Akbar mengajukan opsi baru untuk mencegah terjadinya kebuntuan. Yakni, mengubah posisi Ical dari capres menjadi cawapres. “Kalau partai (lain) mengatakan tidak setuju capresnya Aburizal, kami tidak bisa memaksakan,” tegasnya.

Dengan Ical menjadi cawapres, Golkar harus lebih terbuka membangun koalisi dengan partai mana pun, termasuk PDIP. “Kerja sama koalisi yang penting memiliki kesempatan dan hak yang sama, sejauh memiliki kesamaan yang prinsipiil dan memiliki basis dukungan politik yang memperkuat capres,” ungkapnya.

Di tempat yang sama, Ketua DPP PDIP Rokhmin Dahuri menyambut peluang koalisi PDIP dengan Golkar.
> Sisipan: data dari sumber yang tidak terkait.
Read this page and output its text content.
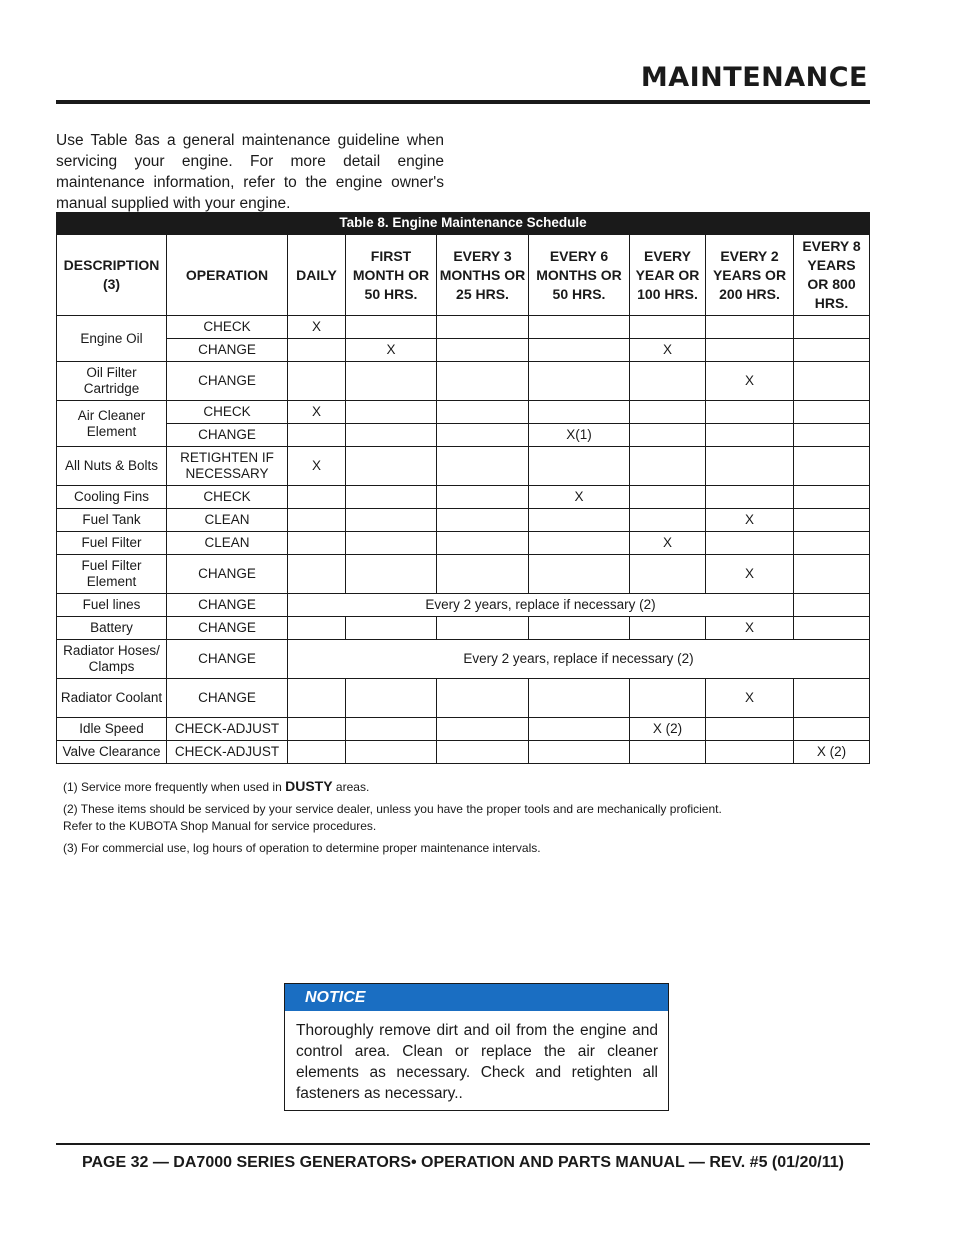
MAINTENANCE

Use Table 8as a general maintenance guideline when servicing your engine. For more detail engine maintenance information, refer to the engine owner's manual supplied with your engine.

Table 8. Engine Maintenance Schedule
DESCRIPTION (3)	OPERATION	DAILY	FIRST MONTH OR 50 HRS.	EVERY 3 MONTHS OR 25 HRS.	EVERY 6 MONTHS OR 50 HRS.	EVERY YEAR OR 100 HRS.	EVERY 2 YEARS OR 200 HRS.	EVERY 8 YEARS OR 800 HRS.
Engine Oil	CHECK	X						
	CHANGE		X			X		
Oil Filter Cartridge	CHANGE						X	
Air Cleaner Element	CHECK	X						
	CHANGE				X(1)			
All Nuts & Bolts	RETIGHTEN IF NECESSARY	X						
Cooling Fins	CHECK				X			
Fuel Tank	CLEAN						X	
Fuel Filter	CLEAN					X		
Fuel Filter Element	CHANGE						X	
Fuel lines	CHANGE	Every 2 years, replace if necessary (2)						
Battery	CHANGE						X	
Radiator Hoses/ Clamps	CHANGE	Every 2 years, replace if necessary (2)						
Radiator Coolant	CHANGE						X	
Idle Speed	CHECK-ADJUST					X (2)		
Valve Clearance	CHECK-ADJUST							X (2)

(1) Service more frequently when used in DUSTY areas.

(2) These items should be serviced by your service dealer, unless you have the proper tools and are mechanically proficient. Refer to the KUBOTA Shop Manual for service procedures.

(3) For commercial use, log hours of operation to determine proper maintenance intervals.

NOTICE
Thoroughly remove dirt and oil from the engine and control area. Clean or replace the air cleaner elements as necessary. Check and retighten all fasteners as necessary..
PAGE 32 — DA7000 SERIES GENERATORS• OPERATION AND PARTS MANUAL — REV. #5 (01/20/11)
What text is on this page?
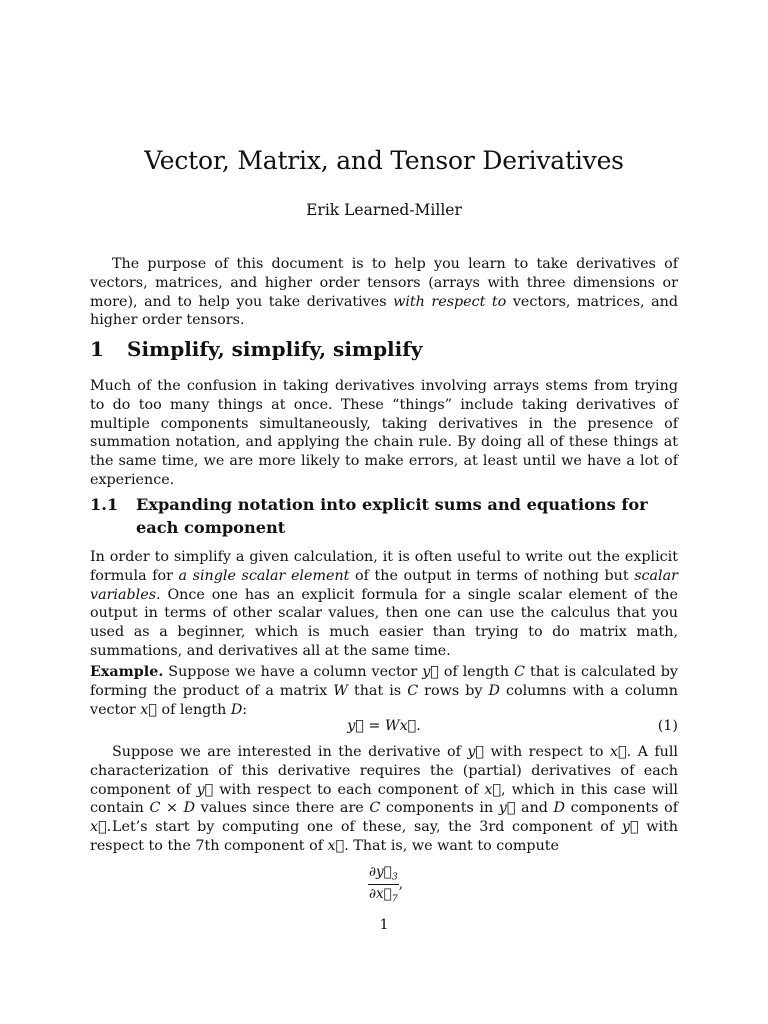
Vector, Matrix, and Tensor Derivatives
Erik Learned-Miller
The purpose of this document is to help you learn to take derivatives of vectors, matrices, and higher order tensors (arrays with three dimensions or more), and to help you take derivatives with respect to vectors, matrices, and higher order tensors.
1 Simplify, simplify, simplify
Much of the confusion in taking derivatives involving arrays stems from trying to do too many things at once. These “things” include taking derivatives of multiple components simultaneously, taking derivatives in the presence of summation notation, and applying the chain rule. By doing all of these things at the same time, we are more likely to make errors, at least until we have a lot of experience.
1.1 Expanding notation into explicit sums and equations for each component
In order to simplify a given calculation, it is often useful to write out the explicit formula for a single scalar element of the output in terms of nothing but scalar variables. Once one has an explicit formula for a single scalar element of the output in terms of other scalar values, then one can use the calculus that you used as a beginner, which is much easier than trying to do matrix math, summations, and derivatives all at the same time.
Example. Suppose we have a column vector y⃗ of length C that is calculated by forming the product of a matrix W that is C rows by D columns with a column vector x⃗ of length D:
y⃗ = Wx⃗.	(1)
Suppose we are interested in the derivative of y⃗ with respect to x⃗. A full characterization of this derivative requires the (partial) derivatives of each component of y⃗ with respect to each component of x⃗, which in this case will contain C × D values since there are C components in y⃗ and D components of x⃗. Let’s start by computing one of these, say, the 3rd component of y⃗ with respect to the 7th component of x⃗. That is, we want to compute
$\frac{\partial y⃗_3}{\partial x⃗_7}$ ,
1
Dia menyatakan, sosok Ketua Umum PDIP Megawati Soekarnoputri dan Akbar Tandjung memiliki hubungan yang spesial. “Bang Akbar dan Mbak Mega memiliki chemistry yang sangat kinclong. Dalam arti sejarah Golkar, Mbak Mega (selalu) melihatnya ke Bang Akbar,” ujar Rokhmin.

Dia menyebutkan, PDIP tidak akan kaku dalam melihat koalisi. Hal yang terpenting, koalisi harus dibangun dengan hati. Sebab, sudah saatnya pemerintahan ke depan memiliki kesolidan tinggi, termasuk di level parlemen. “Menentukan arah koalisi sangat krusial,” tegas Rokhmin.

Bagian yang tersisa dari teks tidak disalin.